The Hearts of Horses
The ranchers of 1917 Elwha County, Oregon, might have expected a female stranger to be a “land girl,” a city-dweller come to play cowgirl while the male ranch hands are off to war. But Martha Lessen is a real cowgirl, looking for work breaking in horses. To spite her bronco-busting father, cruel to his children as well as animals, she trains horses gently—an early “horse whisperer.” Ranchers George and Louise Bliss allow her to bunk in their barn while she does a circle ride, giving green horses experience under saddle and bridle as she rides them from ranch to ranch.
In the course of her travels, loner Martha must interact with the other inhabitants of the valley. She helps rescue a wagon and team gone down an embankment, aids a family stricken with food poisoning, and rather reluctantly participates in social events like dances and skating parties. When Henry Frazer, foreman on another ranch, shows interest in her, she has mixed feelings about his attentions. She doesn’t want to end up like her mother, made sour by having six children in quick succession. Can a young woman in the early 20th-century West maintain her independence while including a man in the picture?

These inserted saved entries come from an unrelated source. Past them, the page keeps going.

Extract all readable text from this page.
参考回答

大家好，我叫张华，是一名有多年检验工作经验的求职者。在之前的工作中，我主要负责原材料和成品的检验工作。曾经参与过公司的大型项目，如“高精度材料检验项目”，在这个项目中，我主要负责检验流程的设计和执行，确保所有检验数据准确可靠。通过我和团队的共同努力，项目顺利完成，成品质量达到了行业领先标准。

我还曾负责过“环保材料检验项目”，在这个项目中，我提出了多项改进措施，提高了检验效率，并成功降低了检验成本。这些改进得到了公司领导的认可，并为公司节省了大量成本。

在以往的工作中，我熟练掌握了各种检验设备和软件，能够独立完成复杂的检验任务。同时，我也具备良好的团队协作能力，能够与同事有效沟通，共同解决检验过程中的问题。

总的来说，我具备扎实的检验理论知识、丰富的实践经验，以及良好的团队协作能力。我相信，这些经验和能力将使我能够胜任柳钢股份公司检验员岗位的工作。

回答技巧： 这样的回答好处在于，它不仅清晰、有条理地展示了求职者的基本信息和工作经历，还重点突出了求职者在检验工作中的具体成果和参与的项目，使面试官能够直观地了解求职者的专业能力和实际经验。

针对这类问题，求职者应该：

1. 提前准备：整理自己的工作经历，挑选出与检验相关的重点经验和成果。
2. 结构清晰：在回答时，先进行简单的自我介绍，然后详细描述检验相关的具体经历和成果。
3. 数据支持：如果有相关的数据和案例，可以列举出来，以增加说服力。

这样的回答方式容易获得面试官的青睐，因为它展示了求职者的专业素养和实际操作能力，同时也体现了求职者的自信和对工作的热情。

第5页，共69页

While dramatic events like death, illness, and cruelty figure in the plot, characterization and imagery are the most memorable facets. Chapter 25, depicting a rancher on his deathbed, is particularly touching without being maudlin. Gloss’s descriptive passages evoke vivid images without being affectedly poetic: “It had been foggy along the valley bottom but now the sun broke white and glittery in a dark blue sky. The snow here was deeper, and the limbs of the trees sagged under heavy cloaks.” Despite a leisurely pace, gripping characters and imagery propel the reader onward.